Question

The length of a rod increases from 50 cm to 50.12 cm, when its temperature is increased from 12 °C to 212 °C. Calculate its coefficient of liner expansion.

Answer 1

Initial length of rod, $\sf{L_1=50\ cm}$

Final length of rod, $\sf{L_2=50.12\ cm}$

Change in length of rod,

$\sf{\longrightarrow \Delta L=L_2-L_1}$

$\sf{\longrightarrow \Delta L=50.12\ cm-50\ cm}$

$\sf{\longrightarrow \Delta L=0.12\ cm}$

Initial temperature, $\sf{T_1=12^oC}$

Final temperature, $\sf{T_2=212^oC}$

Change in temperature,

$\sf{\longrightarrow \Delta T=T_2-T_1}$

$\sf{\longrightarrow \Delta T=212^oC-12^oC}$

$\sf{\longrightarrow \Delta T=200^oC}$

or,

$\sf{\longrightarrow \Delta T=200\ K}$

(°C and K are considered same in case of temperature difference.)

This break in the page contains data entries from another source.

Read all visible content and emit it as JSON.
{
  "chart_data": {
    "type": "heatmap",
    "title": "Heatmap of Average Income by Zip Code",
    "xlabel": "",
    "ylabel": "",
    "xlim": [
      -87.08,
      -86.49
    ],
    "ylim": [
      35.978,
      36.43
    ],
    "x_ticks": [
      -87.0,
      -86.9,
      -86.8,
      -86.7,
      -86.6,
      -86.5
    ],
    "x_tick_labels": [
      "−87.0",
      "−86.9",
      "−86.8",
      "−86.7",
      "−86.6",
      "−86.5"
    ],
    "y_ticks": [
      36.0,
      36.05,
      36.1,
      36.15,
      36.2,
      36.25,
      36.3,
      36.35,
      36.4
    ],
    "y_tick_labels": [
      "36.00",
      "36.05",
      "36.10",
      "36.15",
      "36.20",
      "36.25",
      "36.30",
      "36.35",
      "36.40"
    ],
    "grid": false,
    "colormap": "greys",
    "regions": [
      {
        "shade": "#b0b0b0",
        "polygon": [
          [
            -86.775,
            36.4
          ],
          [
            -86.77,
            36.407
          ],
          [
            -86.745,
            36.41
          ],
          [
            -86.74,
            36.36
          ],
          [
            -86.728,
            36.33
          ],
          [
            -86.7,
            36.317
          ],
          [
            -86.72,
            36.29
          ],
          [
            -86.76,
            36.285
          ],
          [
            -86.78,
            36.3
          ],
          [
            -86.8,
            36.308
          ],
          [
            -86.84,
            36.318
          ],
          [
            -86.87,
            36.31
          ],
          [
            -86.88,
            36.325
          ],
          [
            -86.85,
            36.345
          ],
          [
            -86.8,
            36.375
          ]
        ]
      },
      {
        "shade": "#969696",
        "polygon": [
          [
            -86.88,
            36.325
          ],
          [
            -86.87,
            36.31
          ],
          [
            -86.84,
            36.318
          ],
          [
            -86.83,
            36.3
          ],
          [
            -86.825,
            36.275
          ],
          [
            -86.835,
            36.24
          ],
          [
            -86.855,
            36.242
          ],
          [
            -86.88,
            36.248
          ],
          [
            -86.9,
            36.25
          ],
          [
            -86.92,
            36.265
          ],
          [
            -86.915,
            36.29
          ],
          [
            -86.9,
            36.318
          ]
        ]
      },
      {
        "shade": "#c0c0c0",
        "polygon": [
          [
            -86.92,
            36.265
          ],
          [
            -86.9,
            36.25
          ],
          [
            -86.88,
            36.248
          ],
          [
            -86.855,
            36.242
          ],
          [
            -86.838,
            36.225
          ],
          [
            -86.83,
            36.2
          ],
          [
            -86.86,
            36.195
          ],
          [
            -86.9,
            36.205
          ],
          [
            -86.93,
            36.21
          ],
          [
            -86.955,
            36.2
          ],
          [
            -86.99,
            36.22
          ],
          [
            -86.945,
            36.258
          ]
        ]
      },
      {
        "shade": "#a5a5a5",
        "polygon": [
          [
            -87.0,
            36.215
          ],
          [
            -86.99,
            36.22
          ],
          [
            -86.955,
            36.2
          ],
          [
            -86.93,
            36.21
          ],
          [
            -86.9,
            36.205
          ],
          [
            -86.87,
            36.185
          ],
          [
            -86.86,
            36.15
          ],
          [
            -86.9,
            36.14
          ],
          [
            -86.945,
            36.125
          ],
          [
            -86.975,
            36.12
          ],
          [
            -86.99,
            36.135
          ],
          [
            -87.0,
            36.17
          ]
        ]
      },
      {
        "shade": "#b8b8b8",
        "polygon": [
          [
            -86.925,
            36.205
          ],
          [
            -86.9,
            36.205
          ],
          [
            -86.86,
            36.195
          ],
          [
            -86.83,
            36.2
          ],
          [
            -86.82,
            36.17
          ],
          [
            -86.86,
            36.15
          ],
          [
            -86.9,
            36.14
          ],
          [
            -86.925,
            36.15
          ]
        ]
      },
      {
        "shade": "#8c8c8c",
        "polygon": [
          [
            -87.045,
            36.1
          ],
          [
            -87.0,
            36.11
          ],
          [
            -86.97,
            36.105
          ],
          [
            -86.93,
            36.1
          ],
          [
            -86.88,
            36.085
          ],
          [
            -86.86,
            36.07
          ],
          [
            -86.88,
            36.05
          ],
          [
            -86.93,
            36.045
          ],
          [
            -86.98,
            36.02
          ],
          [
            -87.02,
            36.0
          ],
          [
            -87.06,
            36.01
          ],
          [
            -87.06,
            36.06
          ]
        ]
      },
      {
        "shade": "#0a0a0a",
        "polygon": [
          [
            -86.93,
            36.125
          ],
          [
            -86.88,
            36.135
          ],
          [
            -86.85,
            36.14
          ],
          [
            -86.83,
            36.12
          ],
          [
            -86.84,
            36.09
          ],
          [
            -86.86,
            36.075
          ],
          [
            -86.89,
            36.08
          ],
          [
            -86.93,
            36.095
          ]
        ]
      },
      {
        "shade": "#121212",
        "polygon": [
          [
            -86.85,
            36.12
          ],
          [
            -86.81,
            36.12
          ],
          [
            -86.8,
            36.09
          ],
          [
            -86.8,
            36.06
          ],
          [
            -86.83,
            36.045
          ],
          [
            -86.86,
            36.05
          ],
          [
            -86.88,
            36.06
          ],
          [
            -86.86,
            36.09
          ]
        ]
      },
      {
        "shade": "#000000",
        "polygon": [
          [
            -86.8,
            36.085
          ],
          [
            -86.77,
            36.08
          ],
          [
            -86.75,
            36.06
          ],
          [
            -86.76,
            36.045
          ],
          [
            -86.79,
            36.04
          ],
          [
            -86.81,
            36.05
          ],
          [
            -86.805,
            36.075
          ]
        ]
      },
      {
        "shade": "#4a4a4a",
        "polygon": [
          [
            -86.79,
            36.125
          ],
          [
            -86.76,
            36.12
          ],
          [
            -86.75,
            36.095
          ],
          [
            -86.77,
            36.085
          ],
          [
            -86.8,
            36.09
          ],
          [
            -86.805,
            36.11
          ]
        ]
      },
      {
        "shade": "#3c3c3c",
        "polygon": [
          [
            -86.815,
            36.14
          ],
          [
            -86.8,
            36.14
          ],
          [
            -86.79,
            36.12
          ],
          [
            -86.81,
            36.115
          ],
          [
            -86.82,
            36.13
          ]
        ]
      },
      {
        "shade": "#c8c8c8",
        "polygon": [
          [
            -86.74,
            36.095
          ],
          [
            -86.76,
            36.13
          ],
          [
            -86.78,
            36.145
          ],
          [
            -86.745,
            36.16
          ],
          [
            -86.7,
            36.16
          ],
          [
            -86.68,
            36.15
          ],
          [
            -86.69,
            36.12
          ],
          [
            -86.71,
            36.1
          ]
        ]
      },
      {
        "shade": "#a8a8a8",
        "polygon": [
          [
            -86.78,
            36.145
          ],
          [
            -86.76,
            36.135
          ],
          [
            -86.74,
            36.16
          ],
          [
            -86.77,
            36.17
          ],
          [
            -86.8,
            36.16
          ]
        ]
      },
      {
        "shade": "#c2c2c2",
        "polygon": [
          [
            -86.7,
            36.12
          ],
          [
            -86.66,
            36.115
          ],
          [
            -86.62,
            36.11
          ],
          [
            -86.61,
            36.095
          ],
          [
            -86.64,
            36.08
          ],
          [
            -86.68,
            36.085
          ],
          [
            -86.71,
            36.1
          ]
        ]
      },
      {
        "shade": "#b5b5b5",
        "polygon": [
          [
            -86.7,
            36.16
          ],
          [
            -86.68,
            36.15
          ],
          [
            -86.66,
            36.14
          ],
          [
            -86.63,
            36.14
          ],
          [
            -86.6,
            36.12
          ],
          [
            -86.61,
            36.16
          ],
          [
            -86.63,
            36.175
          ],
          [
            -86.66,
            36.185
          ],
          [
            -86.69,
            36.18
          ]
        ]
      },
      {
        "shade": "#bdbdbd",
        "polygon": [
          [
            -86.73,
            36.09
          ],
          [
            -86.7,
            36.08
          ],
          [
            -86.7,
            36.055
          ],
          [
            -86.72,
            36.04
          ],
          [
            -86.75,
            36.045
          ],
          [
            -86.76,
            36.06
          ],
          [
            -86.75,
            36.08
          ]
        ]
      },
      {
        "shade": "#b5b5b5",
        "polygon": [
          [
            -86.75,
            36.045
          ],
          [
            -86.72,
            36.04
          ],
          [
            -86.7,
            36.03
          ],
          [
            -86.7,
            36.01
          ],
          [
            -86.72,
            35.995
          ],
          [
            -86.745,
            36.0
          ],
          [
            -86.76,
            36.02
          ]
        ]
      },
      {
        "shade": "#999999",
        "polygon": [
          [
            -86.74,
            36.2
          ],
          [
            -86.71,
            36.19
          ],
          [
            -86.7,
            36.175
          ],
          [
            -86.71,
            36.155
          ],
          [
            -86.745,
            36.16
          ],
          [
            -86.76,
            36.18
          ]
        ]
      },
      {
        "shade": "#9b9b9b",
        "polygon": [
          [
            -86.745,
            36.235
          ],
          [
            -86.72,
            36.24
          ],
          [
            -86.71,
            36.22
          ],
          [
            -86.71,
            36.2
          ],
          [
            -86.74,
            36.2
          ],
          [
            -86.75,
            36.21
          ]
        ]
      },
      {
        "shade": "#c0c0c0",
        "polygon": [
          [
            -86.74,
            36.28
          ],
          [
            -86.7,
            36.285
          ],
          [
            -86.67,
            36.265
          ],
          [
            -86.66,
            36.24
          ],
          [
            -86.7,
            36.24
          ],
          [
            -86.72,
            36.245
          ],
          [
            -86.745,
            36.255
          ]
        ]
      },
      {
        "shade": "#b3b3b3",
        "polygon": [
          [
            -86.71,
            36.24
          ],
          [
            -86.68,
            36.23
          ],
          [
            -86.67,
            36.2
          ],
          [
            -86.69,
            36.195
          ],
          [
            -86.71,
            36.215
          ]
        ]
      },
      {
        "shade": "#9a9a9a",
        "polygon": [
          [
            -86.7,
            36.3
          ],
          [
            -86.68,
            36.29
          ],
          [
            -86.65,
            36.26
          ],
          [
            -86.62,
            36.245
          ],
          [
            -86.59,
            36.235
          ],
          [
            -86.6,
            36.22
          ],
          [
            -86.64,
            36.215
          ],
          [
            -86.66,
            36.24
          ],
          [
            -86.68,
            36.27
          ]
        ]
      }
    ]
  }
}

We know change in length is given by,

$\sf{\longrightarrow \Delta L=L_1\alpha\,\Delta T}$

Then coefficient of linear expansion is,

$\sf{\longrightarrow \alpha=\dfrac{\Delta L}{L_1\ \Delta T}}$

$\sf{\longrightarrow \alpha=\dfrac{0.12}{50\times200}}$

$\sf{\longrightarrow\underline{\underline{\alpha=1.2\times10^{-5}\ K^{-1}}}}$